Last week we also finished a short video with Member Tom Davidson, of the Davidson Capital Group, who stopped by our offices for a few hours. The video is below:
Last Week on Axial
696 Pursuits by Members on active Opportunities
90 new Members joined the Axial Network
156 new Opportunities were brought to market
Check out the articles below:
Survey Says: Entering and Exiting Are Toughest Challenges in PE: According to a survey by KPMG, PE shops are worried about their investments — 23% are most worried about finding quality investments, while another 23% of PE shops are also most worried about exiting on their existing holdings. Given rising dry powder and a still unremarkable IPO market, these issues — although always a concern for PE shops — may be more acute than usual. Either way, PE shops are planning to invest more next year.
The Next Generation of Pre-IPO Financing? As some of the mega-deals from 2005-2008 look to go public in 2013, investors are beginning to wonder about the implications. With a sluggish IPO market, such a move could be risky. As Primack explains, if a company plans to use an IPO to settle some of its debt, an incomplete sale ($1.5B instead of the desired $2B) could leave the company with excess debt and unhappy shareholders. To mitigate the risk, companies have begun asking for, “large pre-IPO capital infusions that are used to preemptively repay debt.” Instead of buying at the IPO, certain investors would be able to buy up equity earlier at a discount. Could be an interesting trend to watch.
Why Corporate Taxes May Go Up Under Romney or Obama: November is almost here and political tensions are running higher than ever. Despite their many differences, both Romney and Obama agree that corporate taxes should be cut. Good, right? Maybe not. According to Sanati, an official tax cut for corporations could cost the businesses their deductions and tax credits (the loopholes that help bring taxes well below the 28% proposed by Obama and the 25% proposed by Romney). If Sanati is right, a tax cut could actually mean a tax hike.

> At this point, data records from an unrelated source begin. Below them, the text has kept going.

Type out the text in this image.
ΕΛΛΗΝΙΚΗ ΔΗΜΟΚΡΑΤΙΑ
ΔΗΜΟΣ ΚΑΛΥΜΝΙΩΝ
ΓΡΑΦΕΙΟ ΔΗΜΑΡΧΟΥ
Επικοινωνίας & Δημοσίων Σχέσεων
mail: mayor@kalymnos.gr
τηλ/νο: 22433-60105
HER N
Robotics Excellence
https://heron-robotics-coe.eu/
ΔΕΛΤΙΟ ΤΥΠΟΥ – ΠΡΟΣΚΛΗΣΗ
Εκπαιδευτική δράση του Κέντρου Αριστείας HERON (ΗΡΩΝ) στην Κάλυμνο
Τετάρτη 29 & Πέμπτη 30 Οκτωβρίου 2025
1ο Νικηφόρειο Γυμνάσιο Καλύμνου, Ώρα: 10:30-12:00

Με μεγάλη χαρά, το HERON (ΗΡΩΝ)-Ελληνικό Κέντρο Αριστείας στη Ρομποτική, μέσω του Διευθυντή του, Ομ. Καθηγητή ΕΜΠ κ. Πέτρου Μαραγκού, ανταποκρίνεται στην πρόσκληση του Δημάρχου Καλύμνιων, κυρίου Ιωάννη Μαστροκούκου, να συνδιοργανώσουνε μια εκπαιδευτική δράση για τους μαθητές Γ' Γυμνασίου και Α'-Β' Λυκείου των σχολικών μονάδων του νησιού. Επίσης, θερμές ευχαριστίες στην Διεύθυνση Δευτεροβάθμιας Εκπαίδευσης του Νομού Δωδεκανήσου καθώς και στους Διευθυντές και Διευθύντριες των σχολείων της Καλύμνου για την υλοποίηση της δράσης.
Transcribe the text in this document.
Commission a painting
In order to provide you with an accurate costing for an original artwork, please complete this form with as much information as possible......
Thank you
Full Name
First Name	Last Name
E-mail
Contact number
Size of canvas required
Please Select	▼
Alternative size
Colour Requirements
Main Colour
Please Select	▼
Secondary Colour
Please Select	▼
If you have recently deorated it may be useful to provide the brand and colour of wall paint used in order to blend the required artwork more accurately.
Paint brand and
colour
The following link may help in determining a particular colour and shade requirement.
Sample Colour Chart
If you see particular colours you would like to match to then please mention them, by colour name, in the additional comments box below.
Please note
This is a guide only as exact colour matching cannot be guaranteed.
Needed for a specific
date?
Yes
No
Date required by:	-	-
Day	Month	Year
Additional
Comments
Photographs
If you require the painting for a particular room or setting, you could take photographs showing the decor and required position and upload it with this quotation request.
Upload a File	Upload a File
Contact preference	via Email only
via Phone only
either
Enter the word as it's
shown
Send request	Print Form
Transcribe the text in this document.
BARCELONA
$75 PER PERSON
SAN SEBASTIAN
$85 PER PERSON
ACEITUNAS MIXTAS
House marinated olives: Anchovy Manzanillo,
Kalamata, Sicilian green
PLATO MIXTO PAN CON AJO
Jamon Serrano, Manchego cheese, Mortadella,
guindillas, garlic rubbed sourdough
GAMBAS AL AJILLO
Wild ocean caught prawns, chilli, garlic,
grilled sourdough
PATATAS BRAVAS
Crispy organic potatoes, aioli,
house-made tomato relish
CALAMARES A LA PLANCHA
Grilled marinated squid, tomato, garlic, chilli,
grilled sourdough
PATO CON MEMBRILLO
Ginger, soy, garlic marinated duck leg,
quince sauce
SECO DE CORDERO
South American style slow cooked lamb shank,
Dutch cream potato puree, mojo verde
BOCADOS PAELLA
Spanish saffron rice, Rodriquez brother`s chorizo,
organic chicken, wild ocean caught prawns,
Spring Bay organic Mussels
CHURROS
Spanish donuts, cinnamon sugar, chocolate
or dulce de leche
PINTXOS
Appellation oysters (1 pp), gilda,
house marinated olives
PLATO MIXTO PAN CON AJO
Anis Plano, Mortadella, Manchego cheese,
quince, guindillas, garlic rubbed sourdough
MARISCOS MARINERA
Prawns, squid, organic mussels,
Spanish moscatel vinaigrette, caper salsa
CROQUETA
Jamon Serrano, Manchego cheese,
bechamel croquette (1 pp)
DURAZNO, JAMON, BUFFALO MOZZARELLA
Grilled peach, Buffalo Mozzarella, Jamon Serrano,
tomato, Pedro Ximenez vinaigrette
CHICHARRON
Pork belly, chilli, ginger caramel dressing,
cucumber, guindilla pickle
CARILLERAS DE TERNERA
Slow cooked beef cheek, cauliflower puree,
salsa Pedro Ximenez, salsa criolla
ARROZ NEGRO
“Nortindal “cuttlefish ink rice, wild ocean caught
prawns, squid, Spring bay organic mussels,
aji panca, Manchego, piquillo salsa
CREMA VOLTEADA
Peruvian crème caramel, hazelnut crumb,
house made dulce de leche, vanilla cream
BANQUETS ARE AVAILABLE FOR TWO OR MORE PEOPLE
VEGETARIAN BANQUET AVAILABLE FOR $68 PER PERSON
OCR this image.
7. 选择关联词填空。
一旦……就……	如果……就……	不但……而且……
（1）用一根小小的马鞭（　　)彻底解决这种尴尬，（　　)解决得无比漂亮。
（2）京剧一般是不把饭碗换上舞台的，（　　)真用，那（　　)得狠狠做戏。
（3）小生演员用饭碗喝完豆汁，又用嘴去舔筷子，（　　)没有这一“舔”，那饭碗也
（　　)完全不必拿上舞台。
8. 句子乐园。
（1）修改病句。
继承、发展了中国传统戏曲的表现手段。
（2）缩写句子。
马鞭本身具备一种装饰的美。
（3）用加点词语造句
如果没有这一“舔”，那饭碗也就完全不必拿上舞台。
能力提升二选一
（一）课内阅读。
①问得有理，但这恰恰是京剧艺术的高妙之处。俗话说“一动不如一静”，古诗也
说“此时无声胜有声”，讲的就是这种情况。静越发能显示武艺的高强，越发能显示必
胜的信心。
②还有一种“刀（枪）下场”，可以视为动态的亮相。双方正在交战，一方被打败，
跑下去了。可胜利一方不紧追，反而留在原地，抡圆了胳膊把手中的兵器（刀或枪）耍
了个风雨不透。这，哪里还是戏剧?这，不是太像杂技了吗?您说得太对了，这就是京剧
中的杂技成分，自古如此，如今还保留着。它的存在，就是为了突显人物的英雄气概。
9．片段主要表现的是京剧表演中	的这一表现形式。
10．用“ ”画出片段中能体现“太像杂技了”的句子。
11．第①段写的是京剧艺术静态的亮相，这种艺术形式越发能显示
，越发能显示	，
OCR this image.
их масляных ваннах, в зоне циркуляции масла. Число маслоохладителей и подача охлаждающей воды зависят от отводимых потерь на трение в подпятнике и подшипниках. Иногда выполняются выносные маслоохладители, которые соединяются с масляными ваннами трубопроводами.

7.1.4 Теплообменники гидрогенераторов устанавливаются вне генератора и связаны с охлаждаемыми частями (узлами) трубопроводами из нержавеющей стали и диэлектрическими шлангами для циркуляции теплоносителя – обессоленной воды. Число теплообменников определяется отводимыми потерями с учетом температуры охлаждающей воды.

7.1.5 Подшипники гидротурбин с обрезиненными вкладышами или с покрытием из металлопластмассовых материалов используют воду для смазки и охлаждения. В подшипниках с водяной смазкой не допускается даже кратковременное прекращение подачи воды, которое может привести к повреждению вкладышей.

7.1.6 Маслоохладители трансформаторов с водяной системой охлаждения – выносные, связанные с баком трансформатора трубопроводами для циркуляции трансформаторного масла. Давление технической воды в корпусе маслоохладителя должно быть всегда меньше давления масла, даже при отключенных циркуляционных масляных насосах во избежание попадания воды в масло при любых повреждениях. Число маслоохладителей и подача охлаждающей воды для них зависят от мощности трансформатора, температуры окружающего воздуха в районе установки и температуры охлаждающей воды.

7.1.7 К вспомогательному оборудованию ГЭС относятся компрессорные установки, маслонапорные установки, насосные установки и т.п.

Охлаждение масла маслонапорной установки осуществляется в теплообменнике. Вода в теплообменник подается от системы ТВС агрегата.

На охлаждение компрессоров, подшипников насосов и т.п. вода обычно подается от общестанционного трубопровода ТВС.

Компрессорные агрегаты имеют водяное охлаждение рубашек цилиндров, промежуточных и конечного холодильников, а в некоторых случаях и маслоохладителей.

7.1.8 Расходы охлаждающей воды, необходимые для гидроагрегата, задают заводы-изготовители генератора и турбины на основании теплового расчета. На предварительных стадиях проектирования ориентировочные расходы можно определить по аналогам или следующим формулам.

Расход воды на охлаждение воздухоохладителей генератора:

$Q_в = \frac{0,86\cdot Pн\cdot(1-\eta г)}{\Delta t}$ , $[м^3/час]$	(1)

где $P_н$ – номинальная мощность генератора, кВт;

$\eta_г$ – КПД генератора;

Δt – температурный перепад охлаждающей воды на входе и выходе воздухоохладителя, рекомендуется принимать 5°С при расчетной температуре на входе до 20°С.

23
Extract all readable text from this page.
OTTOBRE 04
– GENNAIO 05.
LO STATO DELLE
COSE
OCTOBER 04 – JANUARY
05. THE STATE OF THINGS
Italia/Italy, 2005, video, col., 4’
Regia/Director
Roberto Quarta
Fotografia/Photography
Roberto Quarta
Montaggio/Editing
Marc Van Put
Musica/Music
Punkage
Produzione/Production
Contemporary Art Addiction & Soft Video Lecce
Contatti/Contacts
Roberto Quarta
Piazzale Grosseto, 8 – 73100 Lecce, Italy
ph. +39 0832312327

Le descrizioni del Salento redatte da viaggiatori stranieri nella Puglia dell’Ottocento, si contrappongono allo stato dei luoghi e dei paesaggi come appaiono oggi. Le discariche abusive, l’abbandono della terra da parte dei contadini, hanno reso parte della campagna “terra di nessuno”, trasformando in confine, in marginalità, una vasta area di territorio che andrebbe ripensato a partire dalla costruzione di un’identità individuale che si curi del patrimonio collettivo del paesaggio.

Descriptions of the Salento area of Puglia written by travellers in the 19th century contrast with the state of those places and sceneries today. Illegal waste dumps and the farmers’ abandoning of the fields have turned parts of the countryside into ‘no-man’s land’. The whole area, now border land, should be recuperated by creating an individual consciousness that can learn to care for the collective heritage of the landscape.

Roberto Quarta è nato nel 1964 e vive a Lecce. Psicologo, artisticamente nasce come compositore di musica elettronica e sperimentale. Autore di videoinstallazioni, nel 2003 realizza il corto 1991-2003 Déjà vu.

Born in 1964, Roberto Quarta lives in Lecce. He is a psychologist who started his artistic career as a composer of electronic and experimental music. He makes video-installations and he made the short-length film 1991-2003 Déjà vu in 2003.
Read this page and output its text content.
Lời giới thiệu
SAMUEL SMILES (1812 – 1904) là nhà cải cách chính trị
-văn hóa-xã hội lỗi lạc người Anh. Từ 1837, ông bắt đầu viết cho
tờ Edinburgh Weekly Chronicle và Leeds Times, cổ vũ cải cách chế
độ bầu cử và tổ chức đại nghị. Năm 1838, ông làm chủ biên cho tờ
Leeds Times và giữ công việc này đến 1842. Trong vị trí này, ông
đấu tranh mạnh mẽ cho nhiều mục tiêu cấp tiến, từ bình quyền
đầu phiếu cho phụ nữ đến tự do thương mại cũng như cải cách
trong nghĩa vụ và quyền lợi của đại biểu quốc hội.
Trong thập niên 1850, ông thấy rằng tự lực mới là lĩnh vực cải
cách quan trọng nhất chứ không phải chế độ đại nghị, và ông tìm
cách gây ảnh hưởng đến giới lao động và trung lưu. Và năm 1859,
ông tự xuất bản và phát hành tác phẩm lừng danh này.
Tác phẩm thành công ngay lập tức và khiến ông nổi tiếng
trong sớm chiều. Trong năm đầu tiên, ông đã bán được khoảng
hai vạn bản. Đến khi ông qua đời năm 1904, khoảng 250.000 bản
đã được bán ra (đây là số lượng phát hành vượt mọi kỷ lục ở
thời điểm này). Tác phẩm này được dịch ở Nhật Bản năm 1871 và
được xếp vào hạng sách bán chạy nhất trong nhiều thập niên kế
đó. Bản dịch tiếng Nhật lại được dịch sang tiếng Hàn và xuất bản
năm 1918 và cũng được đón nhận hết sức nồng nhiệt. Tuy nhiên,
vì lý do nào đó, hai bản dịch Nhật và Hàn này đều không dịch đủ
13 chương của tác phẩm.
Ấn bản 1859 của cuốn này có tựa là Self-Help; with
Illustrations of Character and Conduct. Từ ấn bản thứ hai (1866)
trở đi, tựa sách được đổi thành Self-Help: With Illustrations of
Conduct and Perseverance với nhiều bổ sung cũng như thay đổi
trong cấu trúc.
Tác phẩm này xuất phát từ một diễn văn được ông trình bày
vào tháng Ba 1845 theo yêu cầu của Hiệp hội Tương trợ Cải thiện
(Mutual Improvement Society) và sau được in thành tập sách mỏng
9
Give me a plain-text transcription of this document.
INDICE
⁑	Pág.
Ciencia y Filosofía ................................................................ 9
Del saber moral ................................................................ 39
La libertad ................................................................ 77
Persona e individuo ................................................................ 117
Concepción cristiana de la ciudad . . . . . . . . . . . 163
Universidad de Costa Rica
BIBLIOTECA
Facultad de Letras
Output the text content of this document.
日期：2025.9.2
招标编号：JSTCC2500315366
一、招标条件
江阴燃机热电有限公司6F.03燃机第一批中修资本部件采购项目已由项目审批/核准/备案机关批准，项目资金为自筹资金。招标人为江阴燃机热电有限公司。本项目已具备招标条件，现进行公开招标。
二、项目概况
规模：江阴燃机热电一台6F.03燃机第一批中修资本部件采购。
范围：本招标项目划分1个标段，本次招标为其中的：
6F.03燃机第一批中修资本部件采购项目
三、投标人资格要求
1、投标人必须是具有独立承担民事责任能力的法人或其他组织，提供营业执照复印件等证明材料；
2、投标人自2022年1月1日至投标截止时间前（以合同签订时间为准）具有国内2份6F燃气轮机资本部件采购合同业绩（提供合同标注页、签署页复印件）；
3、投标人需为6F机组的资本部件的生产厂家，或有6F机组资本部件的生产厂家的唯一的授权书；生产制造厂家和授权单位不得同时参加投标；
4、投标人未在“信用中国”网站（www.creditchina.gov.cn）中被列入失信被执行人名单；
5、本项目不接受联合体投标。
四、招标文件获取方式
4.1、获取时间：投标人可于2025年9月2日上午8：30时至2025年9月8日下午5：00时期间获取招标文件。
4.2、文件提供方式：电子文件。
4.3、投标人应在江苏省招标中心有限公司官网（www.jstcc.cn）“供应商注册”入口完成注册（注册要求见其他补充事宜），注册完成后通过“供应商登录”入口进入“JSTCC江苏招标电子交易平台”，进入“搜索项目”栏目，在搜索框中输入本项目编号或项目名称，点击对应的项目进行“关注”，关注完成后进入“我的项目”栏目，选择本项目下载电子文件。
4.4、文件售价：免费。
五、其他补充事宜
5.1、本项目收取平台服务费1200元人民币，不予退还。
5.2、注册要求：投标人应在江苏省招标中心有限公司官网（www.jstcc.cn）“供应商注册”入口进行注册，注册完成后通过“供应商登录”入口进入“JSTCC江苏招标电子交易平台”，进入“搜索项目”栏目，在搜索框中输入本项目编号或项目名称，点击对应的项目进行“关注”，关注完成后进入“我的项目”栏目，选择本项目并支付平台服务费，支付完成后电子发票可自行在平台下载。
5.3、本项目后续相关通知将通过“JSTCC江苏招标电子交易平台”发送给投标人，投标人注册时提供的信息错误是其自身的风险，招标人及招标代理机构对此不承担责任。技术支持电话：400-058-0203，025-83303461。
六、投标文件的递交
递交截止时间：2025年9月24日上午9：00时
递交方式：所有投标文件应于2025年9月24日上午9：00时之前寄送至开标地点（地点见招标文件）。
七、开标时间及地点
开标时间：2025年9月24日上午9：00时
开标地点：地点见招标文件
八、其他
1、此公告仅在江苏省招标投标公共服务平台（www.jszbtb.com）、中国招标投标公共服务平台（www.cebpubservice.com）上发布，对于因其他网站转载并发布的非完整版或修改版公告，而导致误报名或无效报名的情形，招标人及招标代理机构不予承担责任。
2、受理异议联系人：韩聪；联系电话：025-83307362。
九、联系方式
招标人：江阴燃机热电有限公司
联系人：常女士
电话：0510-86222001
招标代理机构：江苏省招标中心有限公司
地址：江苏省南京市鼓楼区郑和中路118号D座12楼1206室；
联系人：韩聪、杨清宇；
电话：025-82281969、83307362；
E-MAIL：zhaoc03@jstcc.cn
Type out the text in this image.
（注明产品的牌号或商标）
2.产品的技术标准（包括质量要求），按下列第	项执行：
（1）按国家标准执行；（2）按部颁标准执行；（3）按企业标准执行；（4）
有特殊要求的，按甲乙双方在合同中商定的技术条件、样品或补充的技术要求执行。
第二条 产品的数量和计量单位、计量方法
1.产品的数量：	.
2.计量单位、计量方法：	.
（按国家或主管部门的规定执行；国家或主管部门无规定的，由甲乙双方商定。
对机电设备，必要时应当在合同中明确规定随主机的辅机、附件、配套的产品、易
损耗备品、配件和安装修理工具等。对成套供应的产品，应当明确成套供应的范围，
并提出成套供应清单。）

U.S. Food Industry Update: Politics, Prices and Performance: Last week, Tully & Holland released its latest Food Industry Update. Given the summer drought and rising commodity prices, we were curious to see how the markets were reacting. According to the report, “The United States Food Industry continued its resilient growth.” Good news. Although top line expansion may be on the rise, margins are being squeezed. Other major trends include impact of the election on federal food policy, the obesity epidemic and its impact on food products, and increasing US exports. Overall, Q3 seems to have been a good quarter for food-related M&A.